15 Girls - Father Son and Holy Ghost: I sorta thought Girls would be a one-album-wonder. Welp...glad I was wrong. Christopher Owen certainly grasps writing an doe-eyed rocker named after a girl.

14 My Morning Jacket - Circuital: It came as a relief to many when lead single and title track "Circuital" dropped in advance of the album, and it didn't sound like Prince blowing a robot. (I did like Evil Urges, btw.) On the whole, the album's a little safer than necessary, Circuital comes a step closer to golden era MMJ.

13 Toro Y Moi - Underneath the Pine: As I'd hoped, Chaz Bundick was ready to shed his bedroom-producer tag and get back to writing for a full band. While still highly danceable and synth-friendly, Pine is the natural progression for a guy who's no longer hemmed in by a lack of resources.

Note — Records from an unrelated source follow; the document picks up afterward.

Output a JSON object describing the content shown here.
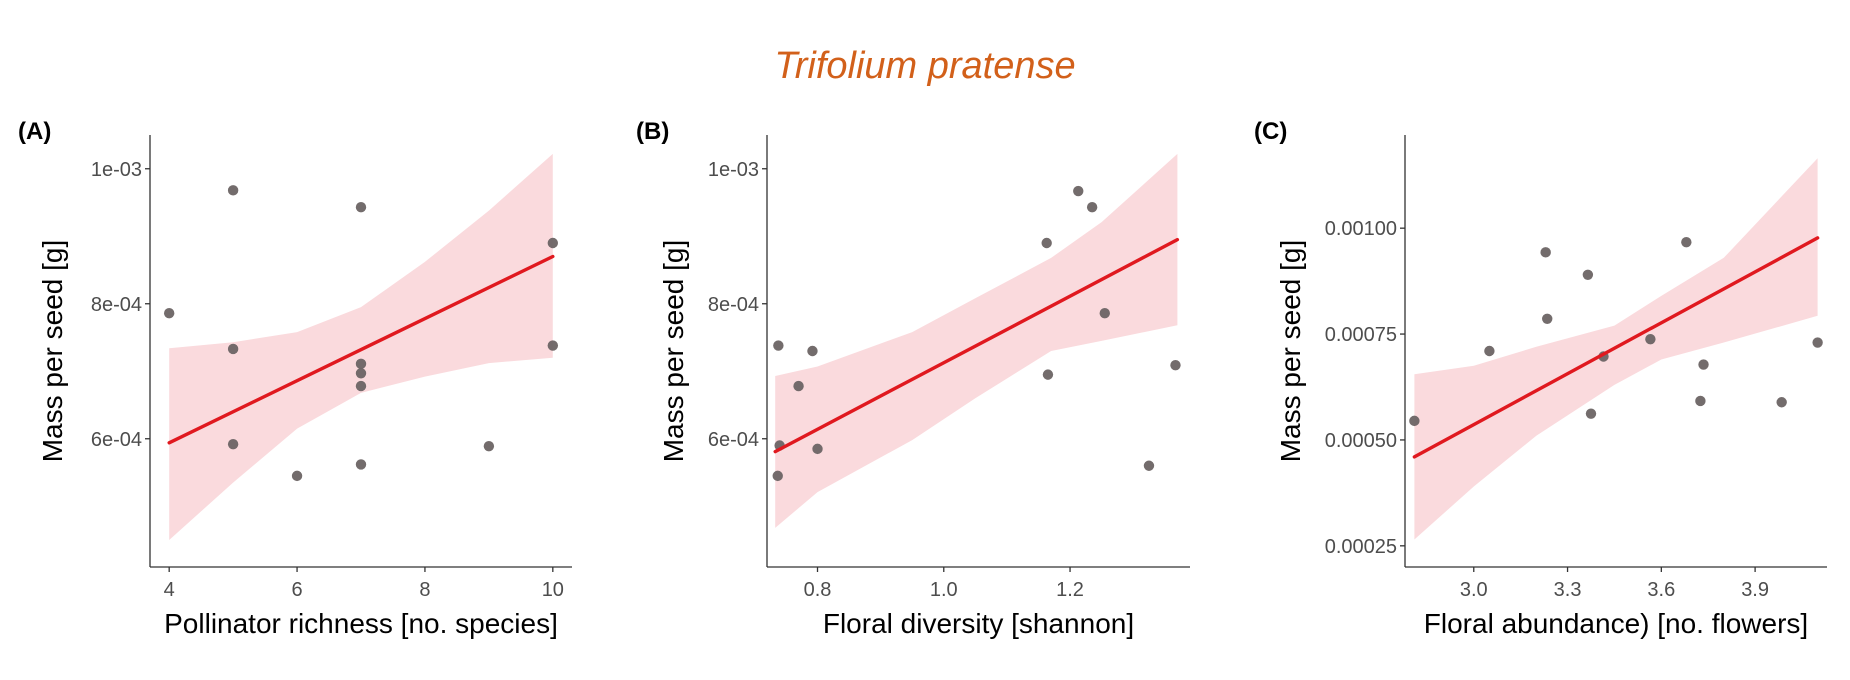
{
  "title": "Trifolium pratense",
  "colors": {
    "title": "#d2601a",
    "line": "#e0191f",
    "band": "#fadadd",
    "point": "#6b6464"
  },
  "chart_data": [
    {
      "type": "scatter",
      "panel_label": "(A)",
      "xlabel": "Pollinator richness [no. species]",
      "ylabel": "Mass per seed [g]",
      "xlim": [
        3.7,
        10.3
      ],
      "ylim": [
        0.00041,
        0.00105
      ],
      "xticks": [
        4,
        6,
        8,
        10
      ],
      "xtick_labels": [
        "4",
        "6",
        "8",
        "10"
      ],
      "yticks": [
        0.0006,
        0.0008,
        0.001
      ],
      "ytick_labels": [
        "6e-04",
        "8e-04",
        "1e-03"
      ],
      "points": [
        {
          "x": 4,
          "y": 0.000786
        },
        {
          "x": 5,
          "y": 0.000968
        },
        {
          "x": 5,
          "y": 0.000733
        },
        {
          "x": 5,
          "y": 0.000592
        },
        {
          "x": 6,
          "y": 0.000545
        },
        {
          "x": 7,
          "y": 0.000943
        },
        {
          "x": 7,
          "y": 0.000711
        },
        {
          "x": 7,
          "y": 0.000697
        },
        {
          "x": 7,
          "y": 0.000678
        },
        {
          "x": 7,
          "y": 0.000562
        },
        {
          "x": 9,
          "y": 0.000589
        },
        {
          "x": 10,
          "y": 0.00089
        },
        {
          "x": 10,
          "y": 0.000738
        }
      ],
      "fit": {
        "x": [
          4,
          10
        ],
        "y": [
          0.000594,
          0.00087
        ]
      },
      "band": {
        "x": [
          4,
          5,
          6,
          7,
          8,
          9,
          10
        ],
        "lower": [
          0.00045,
          0.000535,
          0.000615,
          0.000668,
          0.000692,
          0.000712,
          0.00072
        ],
        "upper": [
          0.000734,
          0.000743,
          0.000758,
          0.000795,
          0.000862,
          0.000938,
          0.001022
        ]
      }
    },
    {
      "type": "scatter",
      "panel_label": "(B)",
      "xlabel": "Floral diversity [shannon]",
      "ylabel": "Mass per seed [g]",
      "xlim": [
        0.72,
        1.39
      ],
      "ylim": [
        0.00041,
        0.00105
      ],
      "xticks": [
        0.8,
        1.0,
        1.2
      ],
      "xtick_labels": [
        "0.8",
        "1.0",
        "1.2"
      ],
      "yticks": [
        0.0006,
        0.0008,
        0.001
      ],
      "ytick_labels": [
        "6e-04",
        "8e-04",
        "1e-03"
      ],
      "points": [
        {
          "x": 0.738,
          "y": 0.000738
        },
        {
          "x": 0.74,
          "y": 0.00059
        },
        {
          "x": 0.737,
          "y": 0.000545
        },
        {
          "x": 0.77,
          "y": 0.000678
        },
        {
          "x": 0.792,
          "y": 0.00073
        },
        {
          "x": 0.8,
          "y": 0.000585
        },
        {
          "x": 1.163,
          "y": 0.00089
        },
        {
          "x": 1.165,
          "y": 0.000695
        },
        {
          "x": 1.213,
          "y": 0.000967
        },
        {
          "x": 1.235,
          "y": 0.000943
        },
        {
          "x": 1.255,
          "y": 0.000786
        },
        {
          "x": 1.325,
          "y": 0.00056
        },
        {
          "x": 1.367,
          "y": 0.000709
        }
      ],
      "fit": {
        "x": [
          0.733,
          1.37
        ],
        "y": [
          0.000581,
          0.000895
        ]
      },
      "band": {
        "x": [
          0.733,
          0.8,
          0.95,
          1.05,
          1.17,
          1.25,
          1.37
        ],
        "lower": [
          0.000468,
          0.000521,
          0.000598,
          0.00066,
          0.00073,
          0.000745,
          0.000768
        ],
        "upper": [
          0.000693,
          0.000707,
          0.000758,
          0.000808,
          0.000868,
          0.000921,
          0.001022
        ]
      }
    },
    {
      "type": "scatter",
      "panel_label": "(C)",
      "xlabel": "Floral abundance) [no. flowers]",
      "ylabel": "Mass per seed [g]",
      "xlim": [
        2.78,
        4.13
      ],
      "ylim": [
        0.0002,
        0.00122
      ],
      "xticks": [
        3.0,
        3.3,
        3.6,
        3.9
      ],
      "xtick_labels": [
        "3.0",
        "3.3",
        "3.6",
        "3.9"
      ],
      "yticks": [
        0.00025,
        0.0005,
        0.00075,
        0.001
      ],
      "ytick_labels": [
        "0.00025",
        "0.00050",
        "0.00075",
        "0.00100"
      ],
      "points": [
        {
          "x": 2.81,
          "y": 0.000545
        },
        {
          "x": 3.05,
          "y": 0.00071
        },
        {
          "x": 3.23,
          "y": 0.000943
        },
        {
          "x": 3.235,
          "y": 0.000786
        },
        {
          "x": 3.365,
          "y": 0.00089
        },
        {
          "x": 3.375,
          "y": 0.000562
        },
        {
          "x": 3.415,
          "y": 0.000697
        },
        {
          "x": 3.565,
          "y": 0.000738
        },
        {
          "x": 3.68,
          "y": 0.000967
        },
        {
          "x": 3.725,
          "y": 0.000592
        },
        {
          "x": 3.735,
          "y": 0.000678
        },
        {
          "x": 3.985,
          "y": 0.000589
        },
        {
          "x": 4.1,
          "y": 0.00073
        }
      ],
      "fit": {
        "x": [
          2.81,
          4.1
        ],
        "y": [
          0.00046,
          0.000977
        ]
      },
      "band": {
        "x": [
          2.81,
          3.0,
          3.2,
          3.45,
          3.6,
          3.8,
          4.1
        ],
        "lower": [
          0.000265,
          0.00039,
          0.00051,
          0.00063,
          0.00069,
          0.00073,
          0.000793
        ],
        "upper": [
          0.000655,
          0.000675,
          0.00072,
          0.00077,
          0.00084,
          0.00093,
          0.001165
        ]
      }
    }
  ]
}
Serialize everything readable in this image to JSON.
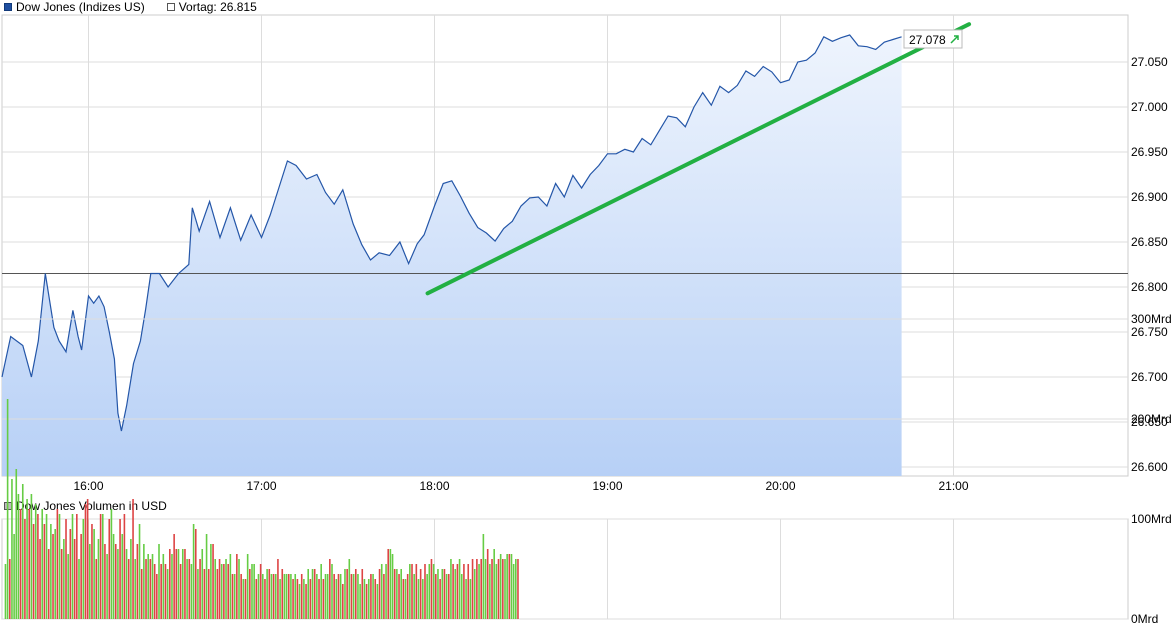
{
  "legend": {
    "series_label": "Dow Jones (Indizes US)",
    "prev_label": "Vortag: 26.815",
    "volume_label": "Dow Jones Volumen in USD"
  },
  "colors": {
    "line": "#2456a8",
    "fill_top": "#eef4fd",
    "fill_bottom": "#b7d0f6",
    "trend": "#22b043",
    "vol_up": "#66cc44",
    "vol_down": "#dd4444",
    "grid": "#dddddd"
  },
  "chart_data": [
    {
      "type": "line",
      "title": "Dow Jones (Indizes US)",
      "reference": {
        "label": "Vortag",
        "value": 26815
      },
      "last_value": {
        "label": "27.078",
        "value": 27078
      },
      "x_ticks": [
        "16:00",
        "17:00",
        "18:00",
        "19:00",
        "20:00",
        "21:00"
      ],
      "x_range_hours": [
        15.5,
        22.0
      ],
      "y_ticks": [
        "26.600",
        "26.650",
        "26.700",
        "26.750",
        "26.800",
        "26.850",
        "26.900",
        "26.950",
        "27.000",
        "27.050"
      ],
      "y_tick_values": [
        26600,
        26650,
        26700,
        26750,
        26800,
        26850,
        26900,
        26950,
        27000,
        27050
      ],
      "ylim": [
        26590,
        27090
      ],
      "grid": true,
      "series": [
        {
          "x": [
            15.5,
            15.55,
            15.62,
            15.67,
            15.71,
            15.75,
            15.8,
            15.83,
            15.87,
            15.91,
            15.94,
            15.96,
            16.0,
            16.03,
            16.06,
            16.09,
            16.12,
            16.15,
            16.17,
            16.19,
            16.22,
            16.26,
            16.3,
            16.33,
            16.36,
            16.41,
            16.46,
            16.52,
            16.58,
            16.6,
            16.64,
            16.7,
            16.76,
            16.82,
            16.88,
            16.94,
            17.0,
            17.05,
            17.1,
            17.15,
            17.2,
            17.26,
            17.32,
            17.37,
            17.42,
            17.47,
            17.53,
            17.58,
            17.63,
            17.68,
            17.74,
            17.8,
            17.85,
            17.9,
            17.94,
            18.0,
            18.05,
            18.1,
            18.15,
            18.2,
            18.25,
            18.3,
            18.35,
            18.4,
            18.45,
            18.5,
            18.55,
            18.6,
            18.65,
            18.7,
            18.75,
            18.8,
            18.85,
            18.9,
            18.95,
            19.0,
            19.05,
            19.1,
            19.15,
            19.2,
            19.25,
            19.3,
            19.35,
            19.4,
            19.45,
            19.5,
            19.55,
            19.6,
            19.65,
            19.7,
            19.75,
            19.8,
            19.85,
            19.9,
            19.95,
            20.0,
            20.05,
            20.1,
            20.15,
            20.2,
            20.25,
            20.3,
            20.35,
            20.4,
            20.45,
            20.5,
            20.55,
            20.6,
            20.65,
            20.7
          ],
          "y": [
            26700,
            26745,
            26735,
            26700,
            26740,
            26815,
            26755,
            26740,
            26728,
            26774,
            26745,
            26730,
            26790,
            26782,
            26790,
            26778,
            26750,
            26720,
            26660,
            26640,
            26668,
            26715,
            26740,
            26775,
            26815,
            26815,
            26800,
            26815,
            26825,
            26888,
            26862,
            26895,
            26855,
            26888,
            26852,
            26880,
            26855,
            26880,
            26910,
            26940,
            26935,
            26920,
            26925,
            26905,
            26892,
            26908,
            26870,
            26847,
            26830,
            26838,
            26835,
            26850,
            26826,
            26848,
            26858,
            26890,
            26915,
            26918,
            26901,
            26882,
            26866,
            26860,
            26851,
            26865,
            26873,
            26890,
            26899,
            26900,
            26890,
            26915,
            26900,
            26924,
            26910,
            26925,
            26935,
            26948,
            26948,
            26953,
            26950,
            26965,
            26958,
            26974,
            26990,
            26988,
            26978,
            27000,
            27016,
            27002,
            27023,
            27016,
            27024,
            27040,
            27034,
            27045,
            27039,
            27027,
            27030,
            27050,
            27052,
            27060,
            27078,
            27073,
            27077,
            27080,
            27068,
            27067,
            27064,
            27072,
            27075,
            27078
          ]
        }
      ],
      "trendline": {
        "from": {
          "x": 17.96,
          "y": 26793
        },
        "to": {
          "x": 21.09,
          "y": 27092
        }
      }
    },
    {
      "type": "bar",
      "title": "Dow Jones Volumen in USD",
      "y_ticks": [
        "0Mrd",
        "100Mrd",
        "200Mrd",
        "300Mrd"
      ],
      "y_tick_values": [
        0,
        100,
        200,
        300
      ],
      "ylim": [
        0,
        300
      ],
      "grid": true,
      "x_range_hours": [
        15.5,
        22.0
      ],
      "x_start": 15.52,
      "x_step": 0.0125,
      "values": [
        55,
        220,
        60,
        140,
        85,
        150,
        125,
        110,
        135,
        100,
        120,
        110,
        125,
        95,
        115,
        105,
        80,
        110,
        95,
        105,
        70,
        95,
        85,
        90,
        110,
        105,
        70,
        80,
        100,
        65,
        90,
        105,
        80,
        105,
        60,
        85,
        100,
        115,
        120,
        75,
        95,
        90,
        60,
        80,
        105,
        105,
        75,
        65,
        100,
        110,
        85,
        75,
        70,
        100,
        85,
        105,
        70,
        60,
        80,
        120,
        60,
        75,
        95,
        50,
        75,
        60,
        65,
        60,
        65,
        55,
        45,
        75,
        55,
        65,
        55,
        50,
        70,
        65,
        85,
        70,
        70,
        55,
        70,
        70,
        60,
        60,
        55,
        95,
        90,
        50,
        60,
        70,
        50,
        85,
        50,
        75,
        75,
        60,
        50,
        60,
        55,
        55,
        60,
        55,
        65,
        45,
        45,
        65,
        60,
        45,
        40,
        40,
        65,
        50,
        55,
        55,
        40,
        45,
        55,
        45,
        40,
        50,
        50,
        45,
        45,
        45,
        60,
        40,
        50,
        45,
        45,
        45,
        45,
        40,
        45,
        40,
        35,
        45,
        40,
        35,
        50,
        40,
        50,
        50,
        45,
        40,
        55,
        40,
        45,
        45,
        60,
        55,
        45,
        40,
        45,
        45,
        35,
        50,
        50,
        60,
        45,
        45,
        50,
        45,
        35,
        50,
        40,
        35,
        40,
        45,
        45,
        40,
        35,
        50,
        55,
        45,
        55,
        70,
        70,
        65,
        50,
        50,
        45,
        50,
        40,
        40,
        45,
        55,
        55,
        45,
        55,
        40,
        50,
        40,
        55,
        45,
        55,
        60,
        55,
        45,
        50,
        40,
        50,
        50,
        45,
        45,
        60,
        55,
        50,
        55,
        60,
        45,
        55,
        40,
        55,
        40,
        60,
        50,
        60,
        55,
        60,
        85,
        60,
        70,
        55,
        60,
        70,
        55,
        60,
        65,
        60,
        60,
        65,
        65,
        65,
        55,
        60,
        60
      ],
      "up": [
        1,
        1,
        0,
        1,
        1,
        1,
        1,
        0,
        1,
        0,
        1,
        0,
        1,
        0,
        1,
        0,
        0,
        1,
        0,
        1,
        0,
        1,
        0,
        1,
        0,
        1,
        0,
        1,
        0,
        1,
        0,
        1,
        0,
        0,
        1,
        0,
        1,
        0,
        0,
        1,
        0,
        1,
        0,
        1,
        0,
        1,
        0,
        1,
        0,
        1,
        1,
        0,
        1,
        0,
        1,
        0,
        1,
        0,
        1,
        0,
        1,
        0,
        1,
        0,
        1,
        0,
        1,
        0,
        1,
        0,
        0,
        1,
        0,
        1,
        0,
        1,
        0,
        1,
        0,
        0,
        1,
        0,
        1,
        0,
        1,
        0,
        1,
        1,
        0,
        1,
        0,
        1,
        0,
        1,
        0,
        1,
        0,
        1,
        0,
        0,
        1,
        0,
        1,
        0,
        1,
        0,
        1,
        0,
        1,
        0,
        1,
        0,
        1,
        0,
        1,
        1,
        0,
        1,
        0,
        1,
        0,
        1,
        0,
        1,
        0,
        1,
        0,
        1,
        0,
        1,
        1,
        0,
        1,
        0,
        1,
        0,
        1,
        0,
        1,
        0,
        1,
        0,
        1,
        0,
        1,
        0,
        1,
        0,
        1,
        1,
        0,
        1,
        0,
        1,
        0,
        1,
        0,
        1,
        0,
        1,
        0,
        1,
        0,
        1,
        1,
        0,
        1,
        0,
        1,
        0,
        1,
        0,
        1,
        0,
        1,
        0,
        1,
        0,
        1,
        1,
        0,
        1,
        0,
        1,
        0,
        1,
        0,
        1,
        0,
        1,
        0,
        1,
        0,
        1,
        0,
        1,
        1,
        0,
        1,
        0,
        1,
        0,
        1,
        0,
        1,
        0,
        1,
        0,
        1,
        0,
        1,
        1,
        0,
        1,
        0,
        1,
        0,
        1,
        0,
        1,
        0,
        1,
        1,
        0,
        1,
        0,
        1,
        1,
        0,
        1,
        0,
        1,
        1,
        0,
        1,
        1,
        1,
        0,
        1,
        1,
        1,
        1
      ]
    }
  ]
}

12 The Decemberists - The King Is Dead: If you'd have asked me in January, I would have told you The King Is Dead was a lock for album of the year. But as the year wore on, I found myself referencing the back catalog more steadily than the new release. King is a wildly successful Americana turn, but I hope the D's don't forget about the well-read weirdness that endeared them to us in the first place.

11 Radiohead - The King of Limbs: Once again, Radiohead released an album only days after announcing it. And like its predecessor In Rainbows, it's an ethereal shadowdwelling affair. Distinctly segmented into halves, the first quartet of songs are defined by blustery electronics and sinister atmospherics. From "Lotus Flower" on, it gets a little less abstract but no less affecting. "Codex" employs a similar piano pattern as all-timer "Pyramid Song", while "Separator" offers a rarity in the Radiohead canon: ending an LP on a relatively upbeat note. There was a modest amount of backlash stemming from the brevity of Limbs--at 8 songs and 37:24, it's the shortest Radiohead album. I'll take a short Radiohead album over a standard-length album by pretty much anyone.